# I don't know what to do



## Cris Wolf (Jul 1, 2021)

I feel so empty and cold and alone. I feel so disconnected from the people I love even my one year old daughter I kind of feel like I'm constantly in a day dream and sometimes kinda just really zone out. From my research I believe I might have ddd but I want to know for sure and if I do how do I get help. Therapist never work for me. I can't seem to find anyone who gets me or truly understand how I'm feeling and expressing it is very hard. Please help.


----------



## AnnaGiulia (Feb 4, 2020)

Hi Chris Wolf, I am sorry you feel that way. I understand that many people had bad experience with therapy, but essentially, only someone who has excellent credentials in the mental health field can actually tell you what you are dealing with.
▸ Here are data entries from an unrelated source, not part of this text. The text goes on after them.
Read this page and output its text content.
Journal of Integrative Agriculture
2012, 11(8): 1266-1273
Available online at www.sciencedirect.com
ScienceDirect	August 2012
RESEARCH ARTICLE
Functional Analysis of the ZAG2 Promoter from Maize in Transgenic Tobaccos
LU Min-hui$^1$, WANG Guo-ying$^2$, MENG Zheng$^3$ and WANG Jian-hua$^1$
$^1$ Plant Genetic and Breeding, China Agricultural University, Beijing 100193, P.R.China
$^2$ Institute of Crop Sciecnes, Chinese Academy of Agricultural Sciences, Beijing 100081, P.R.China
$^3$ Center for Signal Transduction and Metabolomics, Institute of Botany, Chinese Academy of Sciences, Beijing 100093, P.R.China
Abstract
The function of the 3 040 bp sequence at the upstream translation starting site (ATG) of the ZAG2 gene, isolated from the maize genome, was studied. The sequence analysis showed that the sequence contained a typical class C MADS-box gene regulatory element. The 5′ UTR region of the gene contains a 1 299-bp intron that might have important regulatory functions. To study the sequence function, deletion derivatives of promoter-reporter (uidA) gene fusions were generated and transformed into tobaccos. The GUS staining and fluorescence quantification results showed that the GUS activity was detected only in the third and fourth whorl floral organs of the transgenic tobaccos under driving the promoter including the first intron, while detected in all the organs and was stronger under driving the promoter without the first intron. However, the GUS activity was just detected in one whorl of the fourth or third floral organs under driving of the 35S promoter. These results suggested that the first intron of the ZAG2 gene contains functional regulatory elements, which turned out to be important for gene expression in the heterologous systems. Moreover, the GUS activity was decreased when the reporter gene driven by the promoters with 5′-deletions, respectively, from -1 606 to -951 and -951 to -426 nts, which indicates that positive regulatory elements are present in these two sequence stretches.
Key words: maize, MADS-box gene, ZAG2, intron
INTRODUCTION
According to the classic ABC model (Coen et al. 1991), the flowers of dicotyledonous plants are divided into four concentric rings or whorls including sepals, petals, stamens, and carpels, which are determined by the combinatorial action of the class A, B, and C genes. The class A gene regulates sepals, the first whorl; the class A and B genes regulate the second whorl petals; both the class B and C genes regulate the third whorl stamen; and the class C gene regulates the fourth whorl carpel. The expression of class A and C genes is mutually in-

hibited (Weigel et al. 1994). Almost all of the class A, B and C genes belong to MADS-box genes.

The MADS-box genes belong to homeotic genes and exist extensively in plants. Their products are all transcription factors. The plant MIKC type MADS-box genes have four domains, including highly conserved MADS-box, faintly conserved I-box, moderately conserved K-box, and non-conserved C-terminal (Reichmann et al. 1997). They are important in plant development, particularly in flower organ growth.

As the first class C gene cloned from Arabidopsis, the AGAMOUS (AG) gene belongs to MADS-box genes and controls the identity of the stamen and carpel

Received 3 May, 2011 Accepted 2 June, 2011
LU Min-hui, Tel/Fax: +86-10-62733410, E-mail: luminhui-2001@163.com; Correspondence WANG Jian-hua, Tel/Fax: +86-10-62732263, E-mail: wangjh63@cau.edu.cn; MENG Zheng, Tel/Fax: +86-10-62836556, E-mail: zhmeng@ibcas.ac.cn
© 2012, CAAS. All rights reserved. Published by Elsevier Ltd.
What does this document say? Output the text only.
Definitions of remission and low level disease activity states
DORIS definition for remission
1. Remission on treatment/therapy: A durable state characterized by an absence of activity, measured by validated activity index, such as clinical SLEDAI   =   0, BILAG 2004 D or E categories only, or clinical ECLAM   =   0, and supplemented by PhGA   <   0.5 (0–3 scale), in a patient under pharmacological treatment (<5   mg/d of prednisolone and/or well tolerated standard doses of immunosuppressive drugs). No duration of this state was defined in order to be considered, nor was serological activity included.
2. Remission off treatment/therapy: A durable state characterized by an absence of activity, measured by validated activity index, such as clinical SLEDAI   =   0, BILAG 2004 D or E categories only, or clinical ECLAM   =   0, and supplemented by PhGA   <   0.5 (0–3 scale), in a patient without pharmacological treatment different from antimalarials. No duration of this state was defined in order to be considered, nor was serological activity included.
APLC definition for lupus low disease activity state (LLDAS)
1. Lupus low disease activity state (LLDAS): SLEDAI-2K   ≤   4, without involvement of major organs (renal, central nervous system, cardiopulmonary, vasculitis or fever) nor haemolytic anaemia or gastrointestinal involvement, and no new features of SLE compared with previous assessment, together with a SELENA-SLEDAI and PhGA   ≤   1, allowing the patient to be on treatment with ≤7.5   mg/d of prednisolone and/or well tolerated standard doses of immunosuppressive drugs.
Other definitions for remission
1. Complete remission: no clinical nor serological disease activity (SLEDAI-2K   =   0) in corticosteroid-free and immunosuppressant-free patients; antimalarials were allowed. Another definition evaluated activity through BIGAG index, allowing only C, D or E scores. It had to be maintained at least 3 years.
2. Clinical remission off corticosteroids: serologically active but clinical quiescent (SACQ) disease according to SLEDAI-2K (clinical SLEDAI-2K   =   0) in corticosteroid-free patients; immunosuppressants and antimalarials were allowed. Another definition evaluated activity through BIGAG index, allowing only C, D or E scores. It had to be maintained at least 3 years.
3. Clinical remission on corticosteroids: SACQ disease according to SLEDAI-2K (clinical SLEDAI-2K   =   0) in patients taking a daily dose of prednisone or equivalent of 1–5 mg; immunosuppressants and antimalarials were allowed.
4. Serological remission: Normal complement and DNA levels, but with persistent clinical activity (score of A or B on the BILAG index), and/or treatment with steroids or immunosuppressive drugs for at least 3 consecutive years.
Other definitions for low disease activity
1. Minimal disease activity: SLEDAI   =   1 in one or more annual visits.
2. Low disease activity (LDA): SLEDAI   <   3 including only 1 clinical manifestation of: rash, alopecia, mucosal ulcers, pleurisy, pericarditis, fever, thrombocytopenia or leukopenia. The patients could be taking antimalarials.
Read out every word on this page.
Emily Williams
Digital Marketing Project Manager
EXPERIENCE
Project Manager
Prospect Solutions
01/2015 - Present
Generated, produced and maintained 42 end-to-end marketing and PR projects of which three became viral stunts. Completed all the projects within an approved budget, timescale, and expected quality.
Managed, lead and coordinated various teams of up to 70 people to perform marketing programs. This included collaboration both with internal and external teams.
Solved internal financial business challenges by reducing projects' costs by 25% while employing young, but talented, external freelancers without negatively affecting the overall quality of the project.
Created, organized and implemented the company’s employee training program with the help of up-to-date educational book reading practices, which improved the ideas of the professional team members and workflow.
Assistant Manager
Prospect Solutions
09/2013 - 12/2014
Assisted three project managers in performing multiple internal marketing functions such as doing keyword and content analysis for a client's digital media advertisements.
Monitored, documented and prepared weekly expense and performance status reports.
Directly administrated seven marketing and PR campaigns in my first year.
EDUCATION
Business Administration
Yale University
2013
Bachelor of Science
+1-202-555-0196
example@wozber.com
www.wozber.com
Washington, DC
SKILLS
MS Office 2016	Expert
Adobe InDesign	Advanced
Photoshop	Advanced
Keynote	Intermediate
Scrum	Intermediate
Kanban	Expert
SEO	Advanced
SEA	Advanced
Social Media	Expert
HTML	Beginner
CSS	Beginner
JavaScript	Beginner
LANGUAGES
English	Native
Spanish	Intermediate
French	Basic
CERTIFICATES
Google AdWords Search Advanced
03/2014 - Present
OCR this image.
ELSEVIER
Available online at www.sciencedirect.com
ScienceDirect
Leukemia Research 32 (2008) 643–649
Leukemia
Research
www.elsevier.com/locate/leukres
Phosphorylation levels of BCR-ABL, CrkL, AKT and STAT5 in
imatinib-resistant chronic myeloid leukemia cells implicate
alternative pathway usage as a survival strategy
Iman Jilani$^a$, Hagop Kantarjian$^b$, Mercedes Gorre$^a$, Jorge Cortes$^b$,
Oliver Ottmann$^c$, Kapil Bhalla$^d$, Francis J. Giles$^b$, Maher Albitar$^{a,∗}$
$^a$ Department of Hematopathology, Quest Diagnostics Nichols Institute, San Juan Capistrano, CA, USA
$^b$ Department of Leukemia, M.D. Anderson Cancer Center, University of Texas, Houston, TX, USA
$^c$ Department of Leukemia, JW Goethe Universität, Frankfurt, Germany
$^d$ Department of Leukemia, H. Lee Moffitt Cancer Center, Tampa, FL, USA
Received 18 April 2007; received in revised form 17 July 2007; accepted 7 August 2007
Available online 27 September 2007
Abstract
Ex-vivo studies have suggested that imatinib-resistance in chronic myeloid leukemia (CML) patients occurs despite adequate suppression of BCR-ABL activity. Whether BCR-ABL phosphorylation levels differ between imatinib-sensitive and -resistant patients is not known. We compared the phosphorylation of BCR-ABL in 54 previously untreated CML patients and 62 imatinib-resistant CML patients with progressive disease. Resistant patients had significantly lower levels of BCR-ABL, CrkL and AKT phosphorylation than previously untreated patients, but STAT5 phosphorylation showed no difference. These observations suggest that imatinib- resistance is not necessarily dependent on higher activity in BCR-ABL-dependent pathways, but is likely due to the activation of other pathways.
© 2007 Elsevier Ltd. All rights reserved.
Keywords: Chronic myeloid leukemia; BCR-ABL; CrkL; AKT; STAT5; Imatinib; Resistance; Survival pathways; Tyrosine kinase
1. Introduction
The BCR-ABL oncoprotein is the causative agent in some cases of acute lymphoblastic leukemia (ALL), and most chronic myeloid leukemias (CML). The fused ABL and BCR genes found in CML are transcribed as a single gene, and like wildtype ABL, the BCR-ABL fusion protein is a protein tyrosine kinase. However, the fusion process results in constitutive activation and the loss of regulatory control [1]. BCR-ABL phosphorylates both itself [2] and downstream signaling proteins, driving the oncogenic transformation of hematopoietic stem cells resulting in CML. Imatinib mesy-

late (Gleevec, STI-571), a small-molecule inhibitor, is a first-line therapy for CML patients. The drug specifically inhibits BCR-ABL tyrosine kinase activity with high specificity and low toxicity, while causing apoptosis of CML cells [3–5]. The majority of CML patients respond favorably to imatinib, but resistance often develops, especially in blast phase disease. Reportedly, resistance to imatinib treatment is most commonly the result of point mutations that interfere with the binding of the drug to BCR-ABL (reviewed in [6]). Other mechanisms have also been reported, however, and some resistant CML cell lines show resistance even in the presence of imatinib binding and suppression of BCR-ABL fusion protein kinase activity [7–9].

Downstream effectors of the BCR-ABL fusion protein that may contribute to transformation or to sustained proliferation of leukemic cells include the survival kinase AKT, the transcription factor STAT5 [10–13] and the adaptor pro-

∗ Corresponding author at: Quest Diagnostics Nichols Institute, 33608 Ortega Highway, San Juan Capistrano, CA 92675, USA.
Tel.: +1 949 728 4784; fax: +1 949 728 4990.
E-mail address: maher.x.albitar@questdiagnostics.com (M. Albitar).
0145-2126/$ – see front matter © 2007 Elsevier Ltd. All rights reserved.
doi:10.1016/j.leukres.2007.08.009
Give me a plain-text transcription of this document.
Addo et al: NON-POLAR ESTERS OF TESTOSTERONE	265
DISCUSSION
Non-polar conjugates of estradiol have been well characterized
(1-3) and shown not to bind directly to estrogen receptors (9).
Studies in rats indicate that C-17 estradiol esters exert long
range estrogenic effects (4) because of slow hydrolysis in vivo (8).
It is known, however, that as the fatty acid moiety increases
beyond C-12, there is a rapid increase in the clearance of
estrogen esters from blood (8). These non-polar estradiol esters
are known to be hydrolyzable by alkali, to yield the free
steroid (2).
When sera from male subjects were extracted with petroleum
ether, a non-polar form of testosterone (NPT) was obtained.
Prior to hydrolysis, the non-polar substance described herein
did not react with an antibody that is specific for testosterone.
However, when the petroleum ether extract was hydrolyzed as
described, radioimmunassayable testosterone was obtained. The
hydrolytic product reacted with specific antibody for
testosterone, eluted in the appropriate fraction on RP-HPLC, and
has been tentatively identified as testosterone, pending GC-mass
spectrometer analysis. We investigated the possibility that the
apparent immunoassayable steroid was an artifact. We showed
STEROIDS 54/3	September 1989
And only when you know what you are dealing with, you can plan your recovery. There are different reasons behind the onset of DPDR, as it is often a manifestation of many other underlying things. The feelings of emptyness and loneliness, that you mention, may also suggest accompanying depressive feelings, which is nothing unusual, as DPDR is an isolating, difficult state to endure. Asking for help is a big step, I remember my friend actually persistently checking on me until I was able to actually dial the number and make an appointment with a psychiatrist. I had no idea what was going on with me, and I was certain that I have just lost it, and that I will be on meds for the rest of my life. Four and a half years later, after a fierce struggle, I am fine. It was never about the meds, it was about processing some other, difficult things that made me feel this way. But if that psychiatrist didn't tell me that it is DPDR (he actually dx me with it), I would have no tools to plan my recovery, and even then it was not straightforward, as I went through different stages of recovery. It took a lot of persistence, a lot of work. I unearthed a lot about myself on that way, a lot of it was extremely painful and incredibly difficult to survive, but then I did survive...You can deal with this. Stay strong.
Best,
A.


----------